Oral Presentation Australian Society for Microbiology Annual Scientific Meeting 2019

Capsule-switching is associated with the recent global expansion of the fluoroquinolone-resistant Escherichia coli sequence type (ST)1193 clone (#50)

Rhys T. White 1 2 3 , Brian M. Forde 1 2 3 , Leah W. Roberts 1 2 3 , Melinda A. Ashcroft 1 2 3 , Minh Duy Phan 2 3 , Kate M. Peters 2 3 , Darren J. Trott 4 , Justine S. Gibson 5 , Joanne L. Mollinger 6 , Ben A. Rogers 7 , Nouri L. Ben Zakour 8 9 , Amanda Kidsley 4 , Jan Bell 4 , John Turnidge 10 , Mark A. Schembri 2 3 , Scott A. Beatson 1 2 3
  1. Australian Centre for Ecogenomics, The University of Queensland, Brisbane, Queensland, Australia
  2. School of Chemistry and Molecular Biosciences, The University of Queensland, St Lucia, QLD, Australia
  3. Australian Infectious Disease Research Centre, The University of Queensland, Brisbane, Queensland, Australia
  4. School of Animal and Veterinary Sciences, The University of Adelaide, Adelaide, South Australia, Australia
  5. School of Veterinary Science, The University of Queensland, Gatton, Queensland, Australia
  6. Department of Agriculture and Fisheries, Biosecurity Sciences Laboratory, Brisbane, Queensland, Australia
  7. School of Clinical Sciences, Monash University, Clayton, Victoria, Australia
  8. Westmead Institute for Medical Research, Sydney, NSW, Australia
  9. The University of Sydney, Sydney, NSW, Australia
  10. Australian Commission on Safety and Quality in Health Care, Sydney, NSW, Australia



Increasing resistance to third-generation cephalosporins and fluoroquinolones amongst uropathogenic Escherichia coli are of critical concern to public health. Resistance is mainly driven by extended-spectrum beta-lactamase (ESBL)-producing E. coli – particularly the sequence type (ST)131 C2/H30Rx sub-lineage, which is mostly responsible for pandemic cases. ST1193 is globally-disseminated and is second only to ST131 in terms of clinical prevalence. We sought to characterise the emergence of this important lineage with a comprehensive genomics approach.



Here, we used whole-genome sequencing to investigate 55 ST1193 genomes collected across Australia between 2007 and 2013. Long-read sequencing was used to assemble the complete reference genome MS10858 and determine the genomic context of genes encoding antimicrobial resistance and virulence factors in eight other isolates carrying blaCTX-M metallo-beta-lactamase genes.
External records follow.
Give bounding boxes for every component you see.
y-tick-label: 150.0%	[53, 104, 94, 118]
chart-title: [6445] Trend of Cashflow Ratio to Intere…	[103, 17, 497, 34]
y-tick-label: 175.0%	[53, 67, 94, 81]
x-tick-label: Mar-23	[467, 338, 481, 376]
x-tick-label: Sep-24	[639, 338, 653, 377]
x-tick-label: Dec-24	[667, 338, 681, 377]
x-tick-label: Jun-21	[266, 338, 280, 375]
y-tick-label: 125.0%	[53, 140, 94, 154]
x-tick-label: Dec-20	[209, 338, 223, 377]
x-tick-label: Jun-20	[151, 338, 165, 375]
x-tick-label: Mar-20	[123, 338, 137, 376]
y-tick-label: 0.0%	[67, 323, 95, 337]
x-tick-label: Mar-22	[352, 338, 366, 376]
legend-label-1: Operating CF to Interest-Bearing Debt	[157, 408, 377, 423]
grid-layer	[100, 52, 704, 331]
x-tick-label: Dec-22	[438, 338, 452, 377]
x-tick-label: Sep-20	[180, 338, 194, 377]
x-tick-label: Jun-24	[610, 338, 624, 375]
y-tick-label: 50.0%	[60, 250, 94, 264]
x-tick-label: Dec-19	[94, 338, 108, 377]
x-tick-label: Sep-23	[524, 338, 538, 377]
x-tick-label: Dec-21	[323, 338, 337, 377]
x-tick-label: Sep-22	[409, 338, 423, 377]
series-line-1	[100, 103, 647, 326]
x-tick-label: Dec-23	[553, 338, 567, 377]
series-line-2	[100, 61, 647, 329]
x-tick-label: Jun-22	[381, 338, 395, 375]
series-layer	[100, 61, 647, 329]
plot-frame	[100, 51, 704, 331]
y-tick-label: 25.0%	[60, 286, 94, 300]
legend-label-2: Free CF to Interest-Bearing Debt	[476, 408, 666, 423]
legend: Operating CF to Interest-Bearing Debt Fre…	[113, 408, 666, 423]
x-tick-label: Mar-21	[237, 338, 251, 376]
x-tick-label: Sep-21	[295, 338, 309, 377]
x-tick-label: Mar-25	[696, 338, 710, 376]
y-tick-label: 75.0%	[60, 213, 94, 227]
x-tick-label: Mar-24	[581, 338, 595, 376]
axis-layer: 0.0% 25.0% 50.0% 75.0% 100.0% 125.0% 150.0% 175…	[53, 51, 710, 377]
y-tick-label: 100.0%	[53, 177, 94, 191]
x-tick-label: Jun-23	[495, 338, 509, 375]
Well-characterised published genomes of strains from the same clonal complex (CC)14 (n=54) were used to contextualise our Australian dataset and investigate spatial clusters and lineage diversity.



Fluoroquinolone-resistant ST1193 are mediated by point mutations in gyrA, parC, and parE, distinguishing them from other lineages within CC14. Bayesian analysis predicted that fluoroquinolone-resistant ST1193 emerged in 1989. This coincides with the increase in human use of fluoroquinolones in Australia, after their inclusion in government-subsidised medications in 1988. ST1193 has two major clades with high intra-clade chromosomal similarity. Remarkably, the globally-distributed clade 1 is distinguished by recombination of a 30.4 kb region encompassing the capsular biosynthesis genes causing a switch from the K5 to K1 capsular antigen, which is associated with increased serum survivability. Assembly of MS10858 revealed an 11.5 kb composite transposon Tn6623 containing five resistance genes on an F-type plasmid, and an ISEcp1-blaCTX-M-15 element on an IncI1 plasmid. Nanopore sequencing of eight other isolates revealed a major role for ISEcp1 in mobilising CTX-M-type metallo-beta-lactamase genes, with both plasmid and chromosomal integrations observed.



This work describes a comprehensive genomic characterisation of ST1193 and identifies a single recombination event in the capsule locus, associated with the global dissemination of this fluoroquinolone-resistant UPEC clone.